Gulp.js任务，返回src？

Question

I'm new to gulp and have been looking through example set-ups. Some people have the following structure:

gulp.task("XXXX", function() {
    gulp.src("....

Other people have this:

gulp.task("XXXX", function() {
   return gulp.src("....

I'm wondering what difference the return on the src makes??

Answer 1

You return to indicate that the task is async. gulp.src() returns a stream, so it's async.

Without it the task system wouldn't know when it finished. Read the docs .

Answer 2

If you have dependent tasks you need to return the stream for the tasks to wait on their dependent tasks to complete before running themselves.

eg

// without return
gulp.task('task1', function() {
    gulp.src('src/coffee/*.coffee')
      /* eg compile coffeescript here */
     .pipe(gulp.dest('src'));
});

gulp.task('task2', ['task1'], function() {
    gulp.src('src/*.js')
      /* eg minfify js here */
     .pipe(gulp.dest('dest'));
});

in that example you'd expect task1 to complete ( eg compiling the coffeescript or whatever ) before task2 runs ... but unless we add return – like the example below – then they will run synchronously not asynchronously; and the compiled coffeescript will not be minified because task2 will not have waited for task 1 to complete and so will not pick up on the compiled output of task1 . So we should always return in these circumstances.

// with return
gulp.task('task1', function() {
    return gulp.src('**/*.coffee')
      /* your operations here */
     .pipe(gulp.dest('dest'));
});

gulp.task('task2', ['task1'], function() {
    return gulp.src('**/*.js')
      /* your operations here */
     .pipe(gulp.dest('dest'));
});

Edit: The recipe here explains it further. https://github.com/gulpjs/gulp/blob/master/docs/recipes/running-tasks-in-series.md

Answer 3

I found this helpful, if you have multiple streams per task. You need to combine/merge the multiple streams and return them.

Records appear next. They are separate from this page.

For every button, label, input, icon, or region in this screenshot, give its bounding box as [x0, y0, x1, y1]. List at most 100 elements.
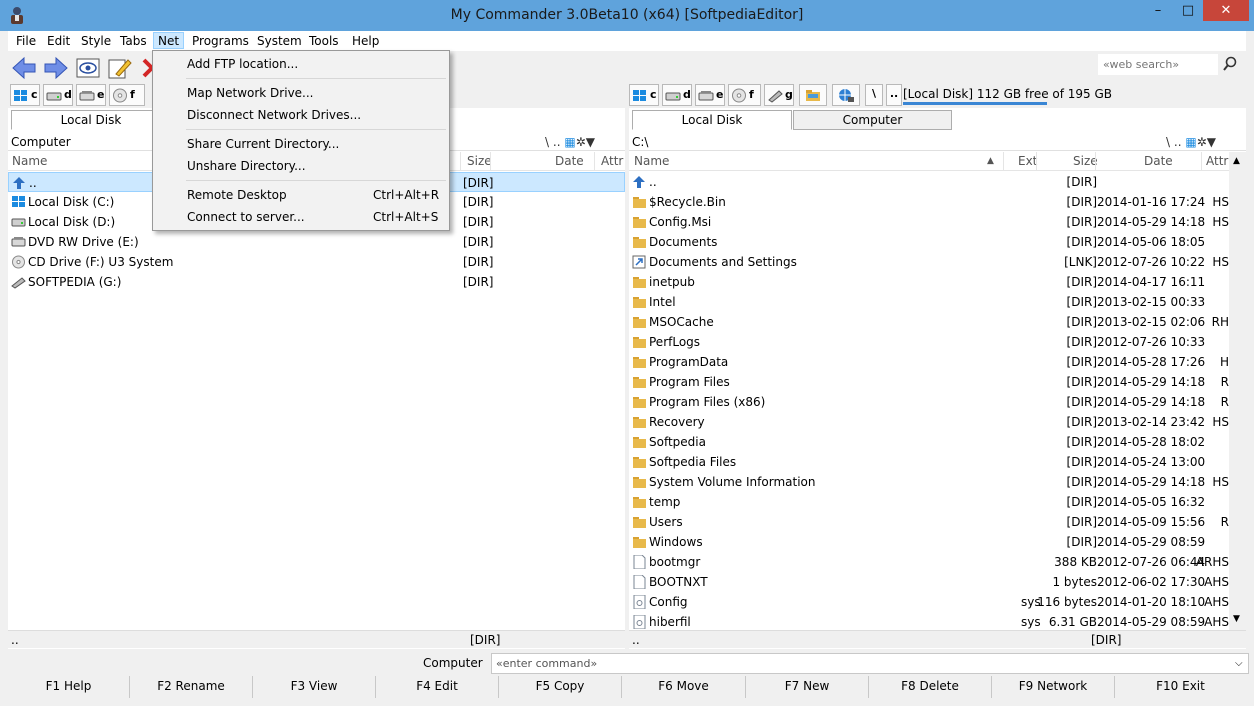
table-row[interactable]: Softpedia [DIR] 2014-05-28 18:02 — [629, 432, 1229, 452]
view-eye-icon[interactable] — [74, 54, 102, 82]
table-row[interactable]: MSOCache [DIR] 2013-02-15 02:06 RH — [629, 312, 1229, 332]
root-icon[interactable]: \ — [545, 135, 549, 149]
col-separator[interactable] — [1095, 152, 1096, 171]
col-separator[interactable] — [1201, 152, 1202, 171]
f9-network-button[interactable]: F9 Network — [992, 676, 1115, 698]
col-separator[interactable] — [490, 152, 491, 171]
menu-style[interactable]: Style — [77, 33, 115, 50]
f10-exit-button[interactable]: F10 Exit — [1115, 676, 1246, 698]
left-tab-local-disk[interactable]: Local Disk — [11, 110, 171, 130]
col-date[interactable]: Date — [1144, 154, 1173, 168]
folder-button[interactable] — [799, 84, 827, 106]
menu-item-add-ftp[interactable]: Add FTP location... — [154, 54, 448, 74]
menu-edit[interactable]: Edit — [43, 33, 74, 50]
table-row[interactable]: $Recycle.Bin [DIR] 2014-01-16 17:24 HS — [629, 192, 1229, 212]
search-icon[interactable] — [1222, 56, 1238, 72]
col-attr[interactable]: Attr — [1206, 154, 1228, 168]
f5-copy-button[interactable]: F5 Copy — [499, 676, 622, 698]
command-input[interactable]: «enter command» — [491, 653, 1249, 674]
table-row[interactable]: bootmgr 388 KB 2012-07-26 06:44 ARHS — [629, 552, 1229, 572]
table-row[interactable]: Program Files (x86) [DIR] 2014-05-29 14:18… — [629, 392, 1229, 412]
windows-icon[interactable]: ▦ — [564, 135, 575, 149]
table-row[interactable]: Softpedia Files [DIR] 2014-05-24 13:00 — [629, 452, 1229, 472]
col-ext[interactable]: Ext — [1018, 154, 1037, 168]
col-separator[interactable] — [594, 152, 595, 171]
back-arrow-icon[interactable] — [10, 54, 38, 82]
table-row[interactable]: System Volume Information [DIR] 2014-05-29… — [629, 472, 1229, 492]
f3-view-button[interactable]: F3 View — [253, 676, 376, 698]
table-row[interactable]: Config sys 116 bytes 2014-01-20 18:10 AHS — [629, 592, 1229, 612]
table-row[interactable]: Windows [DIR] 2014-05-29 08:59 — [629, 532, 1229, 552]
table-row[interactable]: hiberfil sys 6.31 GB 2014-05-29 08:59 AHS — [629, 612, 1229, 630]
table-row[interactable]: inetpub [DIR] 2014-04-17 16:11 — [629, 272, 1229, 292]
up-icon[interactable]: .. — [1174, 135, 1182, 149]
root-icon[interactable]: \ — [1166, 135, 1170, 149]
scroll-up-arrow-icon[interactable]: ▲ — [1233, 156, 1240, 166]
menu-tools[interactable]: Tools — [305, 33, 343, 50]
table-row[interactable]: .. [DIR] — [629, 172, 1229, 192]
f7-new-button[interactable]: F7 New — [746, 676, 869, 698]
table-row[interactable]: temp [DIR] 2014-05-05 16:32 — [629, 492, 1229, 512]
left-drive-d-button[interactable]: d — [43, 84, 73, 106]
menu-item-connect-to-server[interactable]: Connect to server... Ctrl+Alt+S — [154, 207, 448, 227]
col-name[interactable]: Name — [634, 154, 669, 168]
menu-system[interactable]: System — [253, 33, 306, 50]
menu-programs[interactable]: Programs — [188, 33, 253, 50]
menu-help[interactable]: Help — [348, 33, 383, 50]
web-search-input[interactable] — [1098, 54, 1218, 75]
table-row[interactable]: BOOTNXT 1 bytes 2012-06-02 17:30 AHS — [629, 572, 1229, 592]
left-drive-e-button[interactable]: e — [76, 84, 106, 106]
right-path-tools[interactable]: \ .. ▦✲▼ — [1166, 133, 1216, 151]
left-path-tools[interactable]: \ .. ▦✲▼ — [545, 133, 595, 151]
right-drive-f-button[interactable]: f — [728, 84, 761, 106]
chevron-down-icon[interactable]: ▼ — [586, 135, 595, 149]
table-row[interactable]: PerfLogs [DIR] 2012-07-26 10:33 — [629, 332, 1229, 352]
col-separator[interactable] — [1036, 152, 1037, 171]
table-row[interactable]: Documents and Settings [LNK] 2012-07-26 10… — [629, 252, 1229, 272]
col-attr[interactable]: Attr — [601, 154, 623, 168]
chevron-down-icon[interactable]: ⌵ — [1235, 658, 1243, 669]
menu-item-share-directory[interactable]: Share Current Directory... — [154, 134, 448, 154]
table-row[interactable]: Intel [DIR] 2013-02-15 00:33 — [629, 292, 1229, 312]
left-drive-c-button[interactable]: c — [10, 84, 40, 106]
col-separator[interactable] — [460, 152, 461, 171]
table-row[interactable]: Recovery [DIR] 2013-02-14 23:42 HS — [629, 412, 1229, 432]
table-row[interactable]: Users [DIR] 2014-05-09 15:56 R — [629, 512, 1229, 532]
parent-button[interactable]: .. — [886, 84, 902, 106]
gear-icon[interactable]: ✲ — [576, 135, 586, 149]
chevron-down-icon[interactable]: ▼ — [1207, 135, 1216, 149]
right-tab-local-disk[interactable]: Local Disk — [632, 110, 792, 130]
f8-delete-button[interactable]: F8 Delete — [869, 676, 992, 698]
f6-move-button[interactable]: F6 Move — [622, 676, 746, 698]
col-date[interactable]: Date — [555, 154, 584, 168]
network-button[interactable] — [832, 84, 860, 106]
menu-file[interactable]: File — [12, 33, 40, 50]
table-row[interactable]: Config.Msi [DIR] 2014-05-29 14:18 HS — [629, 212, 1229, 232]
up-icon[interactable]: .. — [553, 135, 561, 149]
left-drive-f-button[interactable]: f — [109, 84, 145, 106]
col-size[interactable]: Size — [467, 154, 492, 168]
minimize-button[interactable]: – — [1143, 0, 1173, 21]
f2-rename-button[interactable]: F2 Rename — [130, 676, 253, 698]
f4-edit-button[interactable]: F4 Edit — [376, 676, 499, 698]
list-item[interactable]: DVD RW Drive (E:) [DIR] — [8, 232, 625, 252]
menu-item-remote-desktop[interactable]: Remote Desktop Ctrl+Alt+R — [154, 185, 448, 205]
f1-help-button[interactable]: F1 Help — [8, 676, 130, 698]
scroll-down-arrow-icon[interactable]: ▼ — [1233, 614, 1240, 624]
col-size[interactable]: Size — [1073, 154, 1098, 168]
maximize-button[interactable]: □ — [1173, 0, 1203, 21]
right-drive-d-button[interactable]: d — [662, 84, 692, 106]
close-button[interactable]: ✕ — [1203, 0, 1249, 21]
menu-net[interactable]: Net — [153, 32, 185, 49]
list-item[interactable]: CD Drive (F:) U3 System [DIR] — [8, 252, 625, 272]
right-drive-g-button[interactable]: g — [764, 84, 794, 106]
menu-item-unshare-directory[interactable]: Unshare Directory... — [154, 156, 448, 176]
table-row[interactable]: Documents [DIR] 2014-05-06 18:05 — [629, 232, 1229, 252]
right-path-bar[interactable]: C:\ — [629, 133, 1246, 151]
right-drive-c-button[interactable]: c — [629, 84, 659, 106]
right-drive-e-button[interactable]: e — [695, 84, 725, 106]
windows-icon[interactable]: ▦ — [1185, 135, 1196, 149]
table-row[interactable]: ProgramData [DIR] 2014-05-28 17:26 H — [629, 352, 1229, 372]
list-item[interactable]: SOFTPEDIA (G:) [DIR] — [8, 272, 625, 292]
table-row[interactable]: Program Files [DIR] 2014-05-29 14:18 R — [629, 372, 1229, 392]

var gulp = require('gulp');
var merge = require('gulp-merge');

gulp.task('test', function() {
    var bootstrap = gulp.src('bootstrap/js/*.js')
        .pipe(gulp.dest('public/bootstrap'));

    var jquery = gulp.src('jquery.cookie/jquery.cookie.js')
        .pipe(gulp.dest('public/jquery'));

    return merge(bootstrap, jquery);
});

The alternative, using Gulps task definition structure, would be:

var gulp = require('gulp');

gulp.task('bootstrap', function() {
    return gulp.src('bootstrap/js/*.js')
        .pipe(gulp.dest('public/bootstrap'));
});

gulp.task('jquery', function() {
    return gulp.src('jquery.cookie/jquery.cookie.js')
        .pipe(gulp.dest('public/jquery'));
});

gulp.task('test', ['bootstrap', 'jquery']);